|
Hey Julian,
Long time no talk ;).
I got access to Matthias' box tonight and we did run some onsite tests
while I tried to debug this weird behaviour.
lvs2:~# ipvsadm -Lcn
IPVS connection entries
pro expire state source virtual destination
15min TCP for connection:
TCP 14:55 ESTABLISHED 10.0.1.62:3558 10.0.1.232:80 10.0.1.30:80
One hour for template (-p 3600):
Exactly.
IP 59:53 ERR! 10.0.1.62:0 0.0.0.4:0 10.0.1.30:0
The fwmark-based templates have vaddr set to the fwmark value,
that is why we see 0.0.0.4:0, it is for "IP" (not checked, we can
forward any protocol by using this template) and state is "ERR!"
because we don't maintain state for templates. May be 2.6 is different,
it tries to display per-protocol state and the templates don't
have protocol.
D'oh, of course! But this is misleading. IMHO it should display
something like fwmark 4 but not ERR! and 0.0.0.4:0, since the whole
thing is actually working besides this entry which got Matthias and me
carried away. I haven't used fwmark in ages ...
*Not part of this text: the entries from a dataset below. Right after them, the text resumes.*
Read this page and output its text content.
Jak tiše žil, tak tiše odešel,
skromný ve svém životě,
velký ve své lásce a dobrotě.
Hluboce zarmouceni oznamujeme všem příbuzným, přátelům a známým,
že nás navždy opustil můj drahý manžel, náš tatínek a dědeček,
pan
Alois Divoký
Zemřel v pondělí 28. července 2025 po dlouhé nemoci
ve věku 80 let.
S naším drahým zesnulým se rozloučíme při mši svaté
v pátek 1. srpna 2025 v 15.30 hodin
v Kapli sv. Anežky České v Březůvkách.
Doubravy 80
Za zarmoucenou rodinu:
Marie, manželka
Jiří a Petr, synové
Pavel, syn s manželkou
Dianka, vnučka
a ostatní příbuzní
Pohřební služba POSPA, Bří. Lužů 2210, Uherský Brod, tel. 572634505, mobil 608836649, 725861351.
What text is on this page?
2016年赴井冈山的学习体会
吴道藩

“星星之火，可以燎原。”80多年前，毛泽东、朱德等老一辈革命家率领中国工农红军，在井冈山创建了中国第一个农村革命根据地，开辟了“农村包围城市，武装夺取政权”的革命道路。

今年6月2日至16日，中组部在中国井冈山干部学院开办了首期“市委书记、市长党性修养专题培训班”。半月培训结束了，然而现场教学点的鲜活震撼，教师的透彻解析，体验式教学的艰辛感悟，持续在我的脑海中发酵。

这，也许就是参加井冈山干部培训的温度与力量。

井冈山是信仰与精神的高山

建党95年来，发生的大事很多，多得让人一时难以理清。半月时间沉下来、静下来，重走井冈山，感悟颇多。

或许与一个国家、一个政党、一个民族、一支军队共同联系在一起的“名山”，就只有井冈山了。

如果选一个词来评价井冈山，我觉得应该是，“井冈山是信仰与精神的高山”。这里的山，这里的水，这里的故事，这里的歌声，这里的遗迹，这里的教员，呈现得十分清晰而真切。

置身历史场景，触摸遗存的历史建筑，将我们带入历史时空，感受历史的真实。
10.0.1.232/32 --dport 80 -j MARK --set-mark 4
ipvsadm -A -f 4 -s wrr -p 3600
Upon first packet entry which comes from the 10.0.1.70 source we get
this entry:
IPVS connection entries
pro expire state source virtual destination
IP 59:59 ERR! 10.0.1.70:0 0.0.0.4:0 10.0.1.30:0
It kind of works, however the packet got mundged. It seems to only
happen if fwmark is involved. It's like the packet is read backwards or
we're missing some BE/LE conversion. As you can see the SIP and RIP are
correctly displayed. The corresponding debug entries are:
Any problem with traffic or just the template looks ugly?
It's just the template :). The rest is working perfectly, besides some
weird timeouts from time to time which I will investigate personally
together with Matthias.
Funny enough, the connection timers of the connections belonging to a
template go crazy and drop from 15min (EST) to 3secs when going to
inactive state; no log entry.
This needs to be investigated, is there a 3-second timeout?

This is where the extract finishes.